The Cardinals’ previous owner, Sam Breadon, had come to baseball after owning an auto dealership in St. Louis, during the years when Branch Rickey was the general manager. Breadon was, if anything, cheaper than Rickey, a legendary skinflint: in 1942, when the young Musial had come in third in the National League batting race in his first big season, Breadon offered him the magnificent raise of $1,000 for his good work. With Rickey gone to Brooklyn as general manager, the Cardinals still managed to win regularly throughout the forties. But, getting older and fighting cancer, Breadon began in the mid-forties to sell or trade many of the team’s better ballplayers. There was a ceiling on what a Cardinal ballplayer could make in those days, and it was $13,500. Only Marty Marion, as good a salesman as he was a shortstop, it was said, had been able to breach the 13.5 ceiling; he received $15,000 because he was a favorite of management and because, in 1944, he was also the Most Valuable Player in the National League. Generally, when a player reached $13,500, it was as good as buying a train ticket out of St. Louis.

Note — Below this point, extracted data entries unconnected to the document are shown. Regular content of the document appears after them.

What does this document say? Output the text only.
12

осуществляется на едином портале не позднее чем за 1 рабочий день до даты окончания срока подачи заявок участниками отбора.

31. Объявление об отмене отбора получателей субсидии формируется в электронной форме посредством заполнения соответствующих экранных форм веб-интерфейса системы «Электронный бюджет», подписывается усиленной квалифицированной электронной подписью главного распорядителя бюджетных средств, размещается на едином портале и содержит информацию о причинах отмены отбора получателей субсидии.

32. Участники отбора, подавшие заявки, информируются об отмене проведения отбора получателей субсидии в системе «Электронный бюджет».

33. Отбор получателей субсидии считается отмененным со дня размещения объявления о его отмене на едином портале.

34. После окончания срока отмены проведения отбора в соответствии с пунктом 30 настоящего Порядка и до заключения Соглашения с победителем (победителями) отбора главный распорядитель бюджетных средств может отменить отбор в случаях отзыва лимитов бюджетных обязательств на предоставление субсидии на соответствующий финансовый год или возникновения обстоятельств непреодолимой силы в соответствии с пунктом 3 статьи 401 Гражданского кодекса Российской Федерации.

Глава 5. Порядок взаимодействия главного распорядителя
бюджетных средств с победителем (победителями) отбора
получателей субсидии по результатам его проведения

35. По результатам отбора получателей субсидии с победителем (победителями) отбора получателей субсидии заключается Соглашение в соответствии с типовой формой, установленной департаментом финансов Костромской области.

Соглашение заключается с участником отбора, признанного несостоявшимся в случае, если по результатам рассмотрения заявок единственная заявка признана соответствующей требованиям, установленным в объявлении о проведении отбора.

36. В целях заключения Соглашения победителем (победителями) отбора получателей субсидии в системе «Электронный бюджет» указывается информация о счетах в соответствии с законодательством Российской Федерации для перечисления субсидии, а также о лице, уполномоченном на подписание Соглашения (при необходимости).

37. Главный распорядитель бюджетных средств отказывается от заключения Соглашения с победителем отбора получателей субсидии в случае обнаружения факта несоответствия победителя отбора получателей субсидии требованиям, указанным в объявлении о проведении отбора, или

At one point, angered by the demands of the Cooper brothers for salaries as large as Marion’s, Breadon essentially sold both of them off, getting $60,000 plus another ballplayer for Mort Cooper in 1945 from the Boston Braves, and, a few months later, selling Walker Cooper to the Giants for $175,000, then a record price. Breadon also allowed Branch Rickey’s great farm system, which in the thirties and forties had fed so many great players into the team, to atrophy. The last hurrah for the old Cardinals came in 1949 when they dueled the Dodgers in a momentous pennant race. Up two games with only five games to play, they blew that lead at the end. On the train back to St. Louis late that season, Bob Broeg of the
Post-Dispatch
asked Eddie Dyer, the Cardinals’ manager, when he thought the Cardinals might challenge for the pennant again. Dyer said, “Funny, Bob, I was just asking my wife the same thing.” Then Dyer pondered the question for a moment. “Not for a long time,” he said, for the farm system was gone and Branch Rickey, who had built it up, was gone, to archenemy Brooklyn, and there were not that many good young players coming up.